И Велойч. Ни за что не выступит против Студта – последний выбил избыточное финансирование для одного проекта, с которым первый носился лет этак десять. Фабиан еще во время оно скептически относился к необходимости строительства аэропорта, и не простого, а с возможностью приема космических судов. На кой это нужно было рядом со столицей, когда космодромов было два и строился третий по абсолютно новому плану, никто внятно объяснить не мог, Велойч в том числе; ссылались на все ускоряющийся прогресс, на расширяющиеся возможности техники и прочее, прочее, на то, что вскорости космический туризм будет поставлен на поток, и где, как не рядом со столицей обеспечивать базу для этого. До этого времени было еще не менее полутора десятилетий, и насколько эволюционируют материаловедение, архитектура и кибернетика, было сложно предсказать, и как бы не пришлось в этом многострадальном аэропорту многое делать заново, а от многого отказываться, но Велойч жаждал воплощения этого проекта, а Студт с удовольствием сделал ему одолжение. И межпланетный аэропорт строился, деньги на него выделялись, Велойч все объяснял необходимость инвестиции еще пары десятков миллионов, Студт все его поддерживал, а Фабиан в частной беседе обсуждал с Севастиану и еще парой человек сметы этого проекта, экспертные заключения и возможность переоборудования аэропорта во что-то более дельное, когда из проекта устранится кое-кто твердолобый или когда этот кто-то наконец поймет бесцельность проекта. Хотя Фабиан и признавался себе: если, ЕСЛИ Велойч останется в консулате дальше, то деньги ему будут предоставлены, и Фабиан в первую очередь будет помалкивать, ну или поддерживать Велойча – в зависимости от настроений.

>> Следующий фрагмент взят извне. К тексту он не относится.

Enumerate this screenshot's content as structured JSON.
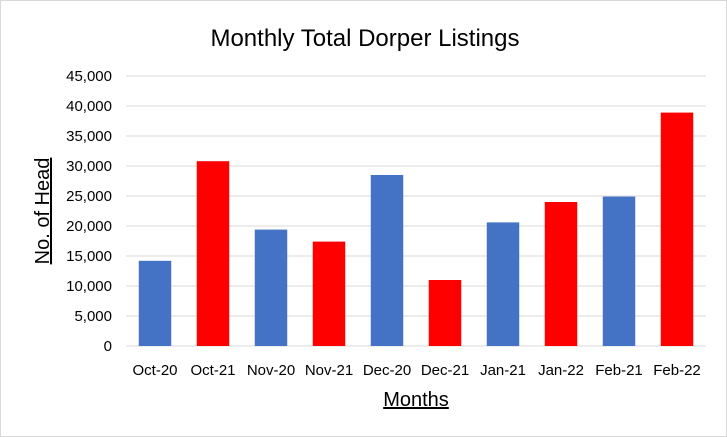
{
  "chart_data": {
    "type": "bar",
    "title": "Monthly Total Dorper Listings",
    "xlabel": "Months",
    "ylabel": "No. of Head",
    "categories": [
      "Oct-20",
      "Oct-21",
      "Nov-20",
      "Nov-21",
      "Dec-20",
      "Dec-21",
      "Jan-21",
      "Jan-22",
      "Feb-21",
      "Feb-22"
    ],
    "values": [
      14200,
      30800,
      19400,
      17400,
      28500,
      11000,
      20600,
      24000,
      24900,
      38900
    ],
    "bar_colors": [
      "#4472C4",
      "#FF0000",
      "#4472C4",
      "#FF0000",
      "#4472C4",
      "#FF0000",
      "#4472C4",
      "#FF0000",
      "#4472C4",
      "#FF0000"
    ],
    "ylim": [
      0,
      45000
    ],
    "yticks": [
      0,
      5000,
      10000,
      15000,
      20000,
      25000,
      30000,
      35000,
      40000,
      45000
    ],
    "ytick_labels": [
      "0",
      "5,000",
      "10,000",
      "15,000",
      "20,000",
      "25,000",
      "30,000",
      "35,000",
      "40,000",
      "45,000"
    ],
    "grid": true,
    "grid_color": "#d9d9d9",
    "legend": "none"
  }
}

Время шло. Велойч пересмеивался со Студтом. Тот ухмылялся и игнорировал Фабиана, иногда ловко, иногда демонстративно. Фабиан помалкивал и сдерживал ухмылку. Руминидис на пару с советниками прокуратуры прорабатывал детали. Томазин рыскал по консулату и магистрату. Альберт – тот, казалось, не интересовался ничем: он проводил рядом с Фабианом достаточно времени, чтобы никто не сомневался, что он неотлучно находится при пятом консуле. И Фабиан – ждал.
На кой ему нужно было это консульство с этой вечной необходимостью лавировать между разными партиями, притворяться и сдерживаться, когда Фабиан мог позволить себе купить какую-нибудь небольшую страну где-нибудь в Тихом океане, насадить свой культ и жить в роскоши и праздности до конца своих дней – вопрос был явно с подвохом. Потому что. Насколько иррациональным был вопрос, настолько иррациональным оказывался и ответ: потому что он так хотел. Хотел на самый верх, туда, куда, по большому счету, ход одному человеку был заказан уже что-то около полувека. До этого – да, стояли на самой вершине власти одинокие люди, последнего и скинули – отцы-основатели, разумеется. Фабиан знал их биографии, официальные и иные, из специальных хранилищ, а еще личные документы изучал, а еще старики припоминали сплетни, и едва ли между последним диктатором и отцами-основателями, первыми консулами, было так много разницы. И Фабиан хотел себе триумфа, который не нужно было разделять ни с кем. Почти ни с кем.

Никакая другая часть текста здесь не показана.